Minh viewed the Russians with particular contempt. If Americans were greedy pigs, the Soviets were little more than traitors, their epic revolution long degenerated into something like a form of leftist fascism. He could tolerate Carter and the KGB, as his country tolerated Soviet "advice" and "guidance." They were necessary evils, and would someday outlive their usefulness.

Mitchell Carter might have outlived his usefulness already.

If he had participated in the girl's escape, for whatever reasons of his own, Minh would see him dead.

He had planned to kill the man, looked forward to it from the first day of their association. Hanoi would not object if he could demonstrate that Carter had betrayed them.
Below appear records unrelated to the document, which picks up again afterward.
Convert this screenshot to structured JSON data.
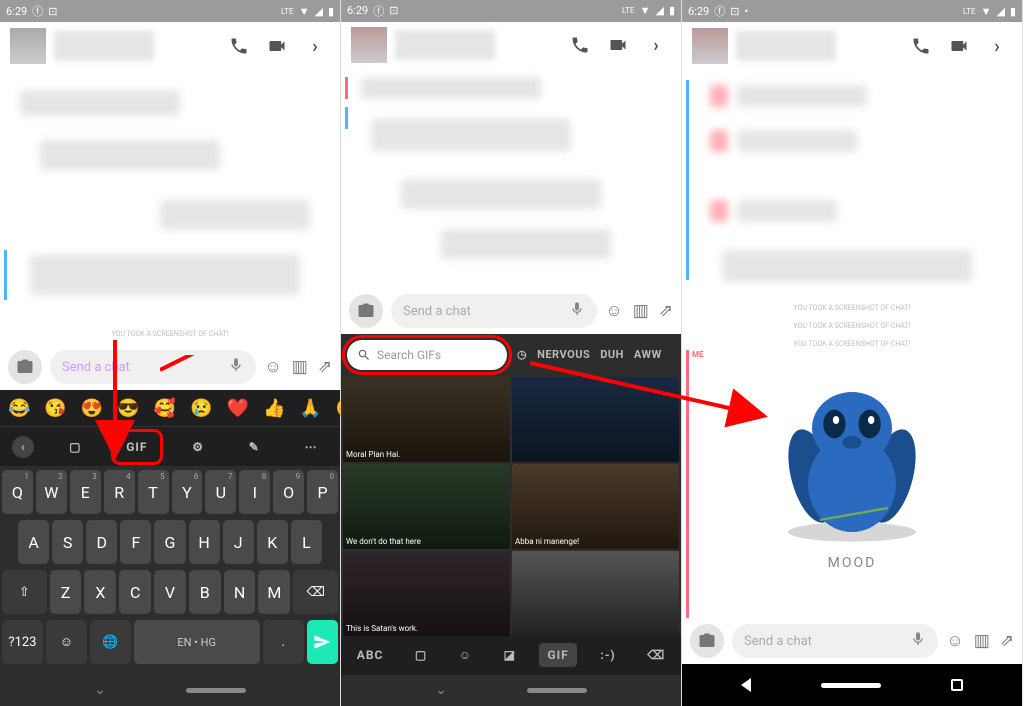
{
  "status": {
    "time": "6:29",
    "network": "LTE"
  },
  "chat": {
    "placeholder_p1": "Send a chat",
    "placeholder_p2": "Send a chat",
    "placeholder_p3": "Send a chat",
    "screenshot_notice": "YOU TOOK A SCREENSHOT OF CHAT!"
  },
  "keyboard": {
    "row1": [
      "Q",
      "W",
      "E",
      "R",
      "T",
      "Y",
      "U",
      "I",
      "O",
      "P"
    ],
    "row1_sup": [
      "1",
      "2",
      "3",
      "4",
      "5",
      "6",
      "7",
      "8",
      "9",
      "0"
    ],
    "row2": [
      "A",
      "S",
      "D",
      "F",
      "G",
      "H",
      "J",
      "K",
      "L"
    ],
    "row3": [
      "Z",
      "X",
      "C",
      "V",
      "B",
      "N",
      "M"
    ],
    "numkey": "?123",
    "lang": "EN • HG",
    "gif_label": "GIF",
    "emoji_bar": [
      "😂",
      "😘",
      "😍",
      "😎",
      "🥰",
      "😢",
      "❤️",
      "👍",
      "🙏",
      "☺️"
    ]
  },
  "gif_panel": {
    "search_placeholder": "Search GIFs",
    "categories": [
      "NERVOUS",
      "DUH",
      "AWW"
    ],
    "recent_icon": "◷",
    "captions": [
      "Moral Plan Hai.",
      "",
      "We don't do that here",
      "Abba ni manenge!",
      "This is Satan's work.",
      ""
    ],
    "toolbar": {
      "abc": "ABC",
      "gif": "GIF",
      "emote": ":-)"
    }
  },
  "result": {
    "mood": "MOOD",
    "me_label": "ME"
  }
}
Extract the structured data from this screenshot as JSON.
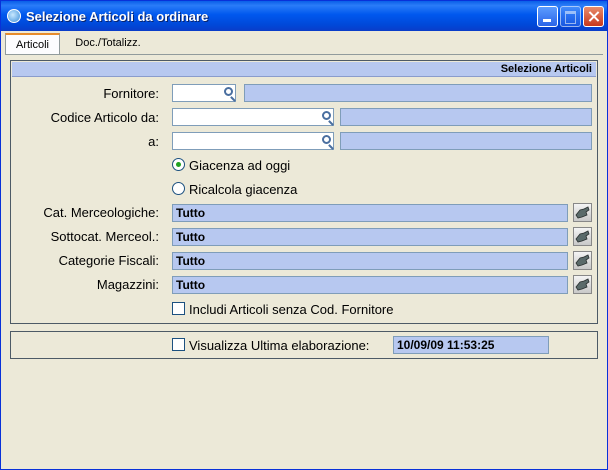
{
  "window": {
    "title": "Selezione Articoli da ordinare"
  },
  "tabs": [
    {
      "label": "Articoli",
      "active": true
    },
    {
      "label": "Doc./Totalizz.",
      "active": false
    }
  ],
  "section": {
    "header": "Selezione Articoli"
  },
  "form": {
    "fornitore": {
      "label": "Fornitore:",
      "code": "",
      "description": ""
    },
    "codice_da": {
      "label": "Codice Articolo da:",
      "value": "",
      "description": ""
    },
    "codice_a": {
      "label": "a:",
      "value": "",
      "description": ""
    },
    "radio_options": [
      {
        "label": "Giacenza ad oggi",
        "checked": true
      },
      {
        "label": "Ricalcola giacenza",
        "checked": false
      }
    ],
    "cat_merceologiche": {
      "label": "Cat. Merceologiche:",
      "value": "Tutto"
    },
    "sottocat_merceol": {
      "label": "Sottocat. Merceol.:",
      "value": "Tutto"
    },
    "categorie_fiscali": {
      "label": "Categorie Fiscali:",
      "value": "Tutto"
    },
    "magazzini": {
      "label": "Magazzini:",
      "value": "Tutto"
    },
    "includi_senza_cod": {
      "label": "Includi Articoli senza Cod. Fornitore",
      "checked": false
    }
  },
  "footer": {
    "visualizza": {
      "label": "Visualizza Ultima elaborazione:",
      "checked": false
    },
    "last_run": "10/09/09  11:53:25"
  },
  "colors": {
    "titlebar": "#0058ee",
    "readonly_field": "#b7c8f0",
    "window_bg": "#ece9d8",
    "radio_dot": "#21a121"
  }
}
Minh would probably receive congratulations for initiative, perhaps promotion.

First, though, he would need proof. And if Carter was not responsible...

He faced Tommy Booth, found the man watching him intently.

"Is it possible to trace the girl?" he asked.

Tommy shrugged.

"We're checking out her friends locally," he said. "There aren't many."

"Good. If she contacts anyone, I want to know about it."

"Done."

He considered telephoning Carter, but decided the lines should not be trusted.

"Send a team for Mitchell Carter," he instructed. "It's important that I see him."

The soldier raised an eyebrow.

"He's not gonna like it."

Minh allowed himself a thin smile.

"Be persuasive." And he paused, thinking. "I assume you have mobilized the elders."

Booth nodded.

"Ready and waiting. Shall I pull 'em in?"

Minh shook his head in a gentle negative.

"Leave them in place. I don't want to concentrate our force until we know the enemy by name."

Tommy rose to leave, and Minh's voice stopped him at the door.

"The girl's disappearance is a serious mistake," he said. "It must be rectified without delay. Any leak would be... unfortunate."

There was a sudden pallor under Tommy's sun-lamp tan.

"I understand."

Minh held the soldier with his eyes, letting him sweat.